1.1. Allgemeines
Dies ist die 9. Ausgabe (2019) dieser Publikation; für die 10. Ausgabe (2022) siehe hier |
Art. 128 EPÜ regelt die Einsichtnahme in europäische Patentanmeldungen. Die ersten beiden Absätze von Art. 128 EPÜ sowie Absatz 5 regeln die Einsichtnahme in Akten vor der Veröffentlichung einer Patentanmeldung (Art. 93 EPÜ). Bis zum Zeitpunkt der Veröffentlichung gilt der Grundsatz der Geheimhaltung einer Patentanmeldung, sodass es sich bei diesen Absätzen um Ausnahmeregelungen handelt. So kann nach Art. 128 (1) EPÜ Akteneinsicht dann gewährt werden, wenn der Anmelder zustimmt, oder nach Art. 128 (2) EPÜ, wenn der Anmelder selbst sich auf diese Anmeldung beruft. Absätze Art. 128 (3) EPÜ und Art. 128 (4) EPÜ des Art. 128 EPÜ regeln dagegen die Akteneinsicht nach dem Zeitpunkt der Veröffentlichung (s. dieses Kapitel III.M.1.2.).
Nach J 5/81 (ABl. 1982, 155) wird als Endzeitpunkt der vertraulichen Behandlung die Veröffentlichung der Anmeldung nach Art. 128 EPÜ festgelegt und nicht der Ablauf der in Art. 93 (1) EPÜ genannten 18 Monate. Wer nachweist, dass der Anmelder sich ihm gegenüber auf seine europäische Patentanmeldung berufen hat, kann nach Art. 128 (2) EPÜ vor der Veröffentlichung dieser Anmeldung und ohne Zustimmung des Anmelders Akteneinsicht verlangen.
Nach J 14/91 (ABl. 1993, 479) liegt eine Berufung auf eine Patentanmeldung gemäß Art. 128 (2) EPÜ vor, wenn sich die Berufung nach ihrem Wortlaut auf eine Erstanmeldung in einem Vertragsstaat bezieht, aber die europäische Nachanmeldung gleichzeitig erwähnt ist. Besteht zwischen dem Anmelder und einem Dritten Streit über dessen Berechtigung zur Akteneinsicht nach Art. 128 (2) EPÜ, so wird über diesen Streit zweckmäßigerweise in einer kurzfristig anberaumten mündlichen Verhandlung entschieden.

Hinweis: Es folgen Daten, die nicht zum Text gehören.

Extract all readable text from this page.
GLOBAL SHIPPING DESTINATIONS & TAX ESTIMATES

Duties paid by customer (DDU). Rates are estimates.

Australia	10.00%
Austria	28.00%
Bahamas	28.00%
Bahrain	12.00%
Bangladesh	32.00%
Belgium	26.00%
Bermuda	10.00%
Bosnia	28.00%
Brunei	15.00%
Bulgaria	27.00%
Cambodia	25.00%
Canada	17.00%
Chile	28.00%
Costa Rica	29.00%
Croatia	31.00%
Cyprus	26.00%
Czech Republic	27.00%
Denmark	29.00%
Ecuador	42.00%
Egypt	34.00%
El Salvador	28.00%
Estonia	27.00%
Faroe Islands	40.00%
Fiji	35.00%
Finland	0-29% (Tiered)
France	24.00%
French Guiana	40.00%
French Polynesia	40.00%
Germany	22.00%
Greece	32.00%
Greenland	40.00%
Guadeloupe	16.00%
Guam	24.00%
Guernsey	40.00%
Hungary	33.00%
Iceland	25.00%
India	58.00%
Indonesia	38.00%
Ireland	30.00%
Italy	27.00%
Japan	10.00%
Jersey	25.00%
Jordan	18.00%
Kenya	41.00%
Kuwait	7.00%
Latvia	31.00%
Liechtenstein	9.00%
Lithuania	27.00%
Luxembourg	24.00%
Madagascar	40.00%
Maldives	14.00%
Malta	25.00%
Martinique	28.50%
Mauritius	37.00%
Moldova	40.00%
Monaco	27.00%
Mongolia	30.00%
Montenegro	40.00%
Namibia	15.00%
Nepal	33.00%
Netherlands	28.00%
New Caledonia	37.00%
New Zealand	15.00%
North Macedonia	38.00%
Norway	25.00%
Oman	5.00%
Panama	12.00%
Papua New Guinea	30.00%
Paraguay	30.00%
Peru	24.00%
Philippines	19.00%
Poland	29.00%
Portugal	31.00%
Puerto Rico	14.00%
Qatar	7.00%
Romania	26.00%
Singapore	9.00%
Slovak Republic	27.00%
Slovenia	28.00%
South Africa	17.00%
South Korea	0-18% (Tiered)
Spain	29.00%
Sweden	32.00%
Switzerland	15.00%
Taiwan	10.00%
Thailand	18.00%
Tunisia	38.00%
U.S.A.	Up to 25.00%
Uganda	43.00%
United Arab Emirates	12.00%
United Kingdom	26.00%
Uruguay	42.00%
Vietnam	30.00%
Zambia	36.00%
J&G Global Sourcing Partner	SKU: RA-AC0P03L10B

In J 27/87 bestätigte die Kammer die Entscheidung der Eingangsstelle auf Zurückweisung des Antrags nach Art. 128 (2) EPÜ, weil es keinen Beweis dafür gab, dass die Anmelder sich gegenüber den Beschwerdeführern auf ihre Rechte aus der Anmeldung berufen hatten. Die Korrespondenzauszüge, in denen der Vertreter der Anmelder behauptete, dass seine Mandanten eine neue Technologie entwickelt hätten, und die Patentanmeldung erwähnte, wurden nicht als ausreichendes Beweismaterial angesehen.
Im Verfahren T 1101/99 lehnte ein Formalsachbearbeiter den Antrag auf Akteneinsicht im Namen der Einspruchsabteilung ab. Die Kammer erklärte hierzu, dass mit der Formulierung "Gewährung der Akteneinsicht" in der Mitteilung des Vizepräsidenten der GD 2 über die Wahrnehmung einzelner den Einspruchsabteilungen des EPA obliegender Geschäfte durch Formalsachbearbeiter (Mitteilung vom 28.4.1999, ABl. 1999, 504, Nr. 13) offenbar nur positive Entscheidungen gemeint seien, während in der angefochtenen Entscheidung die Akteneinsicht verweigert wurde. Nach Ansicht der Kammer gab es keinen Grund, die Vorschriften zur Übertragung von Geschäften weiter auszulegen als im tatsächlichen Wortlaut beabsichtigt und sie auch auf die Ablehnung von Anträgen auf Akteneinsicht auszudehnen.